Jack bobbed her head. “You know, I see your point intellectually, but this is where my brain switches over into strategy mode. If our enemies were arming and putting warships around Gaitune, I think I’d want to intervene to stop them from doing it. It’s an act of war.”
Paige shook her head. “Not necessarily. Research and development into AI technology can be independent of plans for an assault. That analogy doesn’t hold.”
Jack sighed, the frustration now showing in her eyes. “The bottom line is the stakes are too high at this point and Molly should be thinking strategically. We had high level meetings about the AI project when I was in the Central Systems military. As far as we were told, it was a long way off. But there was no doubt why we wanted it. To win wars.” She paused before continuing. “Sean and I are of the same mind on this. Military strategy first. Theoretical consideration only if we’re not about to be annihilated.”
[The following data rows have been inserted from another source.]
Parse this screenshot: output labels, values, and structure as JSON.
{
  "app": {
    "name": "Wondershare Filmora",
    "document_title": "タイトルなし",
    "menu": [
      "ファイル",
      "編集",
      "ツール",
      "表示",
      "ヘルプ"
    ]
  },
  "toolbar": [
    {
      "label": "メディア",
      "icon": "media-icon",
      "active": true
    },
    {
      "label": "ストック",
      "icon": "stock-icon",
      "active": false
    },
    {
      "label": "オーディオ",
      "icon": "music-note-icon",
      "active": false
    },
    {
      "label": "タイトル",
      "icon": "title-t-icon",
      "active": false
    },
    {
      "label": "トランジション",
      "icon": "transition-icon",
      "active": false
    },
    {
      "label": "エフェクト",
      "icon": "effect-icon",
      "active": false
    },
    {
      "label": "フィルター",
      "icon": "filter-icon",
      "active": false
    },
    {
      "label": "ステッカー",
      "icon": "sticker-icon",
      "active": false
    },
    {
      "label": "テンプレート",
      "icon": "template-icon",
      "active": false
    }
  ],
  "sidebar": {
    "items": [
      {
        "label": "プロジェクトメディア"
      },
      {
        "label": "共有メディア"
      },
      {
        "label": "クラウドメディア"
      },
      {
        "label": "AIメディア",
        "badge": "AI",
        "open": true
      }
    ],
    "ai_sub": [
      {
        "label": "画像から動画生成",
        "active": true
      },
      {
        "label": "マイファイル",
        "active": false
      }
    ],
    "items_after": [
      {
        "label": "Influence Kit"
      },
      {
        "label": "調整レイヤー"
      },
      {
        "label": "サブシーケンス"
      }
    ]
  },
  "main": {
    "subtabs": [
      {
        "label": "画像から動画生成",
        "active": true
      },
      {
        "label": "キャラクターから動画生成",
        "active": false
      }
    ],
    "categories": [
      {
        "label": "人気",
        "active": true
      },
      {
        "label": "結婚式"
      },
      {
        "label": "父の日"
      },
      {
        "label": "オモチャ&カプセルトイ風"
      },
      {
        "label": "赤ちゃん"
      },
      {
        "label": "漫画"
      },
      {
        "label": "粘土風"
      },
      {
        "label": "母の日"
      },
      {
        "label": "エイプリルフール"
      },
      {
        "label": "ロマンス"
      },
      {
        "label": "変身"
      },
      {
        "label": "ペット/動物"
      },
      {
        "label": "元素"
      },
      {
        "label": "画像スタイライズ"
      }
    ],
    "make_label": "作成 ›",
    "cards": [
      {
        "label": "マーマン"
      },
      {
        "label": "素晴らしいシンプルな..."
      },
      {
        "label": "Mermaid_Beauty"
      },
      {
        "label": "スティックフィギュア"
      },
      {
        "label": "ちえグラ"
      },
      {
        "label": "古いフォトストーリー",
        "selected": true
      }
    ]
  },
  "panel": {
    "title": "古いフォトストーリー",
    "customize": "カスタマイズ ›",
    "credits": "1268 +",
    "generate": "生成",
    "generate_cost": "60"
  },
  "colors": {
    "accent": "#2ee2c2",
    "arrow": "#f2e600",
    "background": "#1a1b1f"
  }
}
Paige stuck out her bottom lip. “Ok the survival bit is probably important, but I don’t like it. And it wouldn’t be a problem if everyone didn’t always jump to attacking first as the best form of defense.”
Jack nodded. “Yeah, well, the first army to do that will be wiped out. So even if it is the better long-term strategy for peace, I guess it would need everyone to operate by it in the first place. Bottom line, I’m with Sean on this. We should be moving.”
Maya had stopped slurping her grassy compound and was sucking on her ice cold bottom lip. “You know,” she said, leaning in to Paige so their shoulders were gently touching, “I guess we also have a responsibility to keep them from destroying themselves. And each other. An unmanaged AI development has a high probability of resulting in deaths.”
Paige sighed. She wasn’t winning this one. “Yeah, but by restricting their development and growth? How will they ever learn?”
Maya grinned. “I feel a child putting his hand to the fire analogy coming on…”
Paige giggled. “Okay, okay. I take your point, but there has to be a better way than going in and wiping everyone out.”
“And that,” Jack said, standing up, “is probably what Molly is working on figuring out. A middle road.”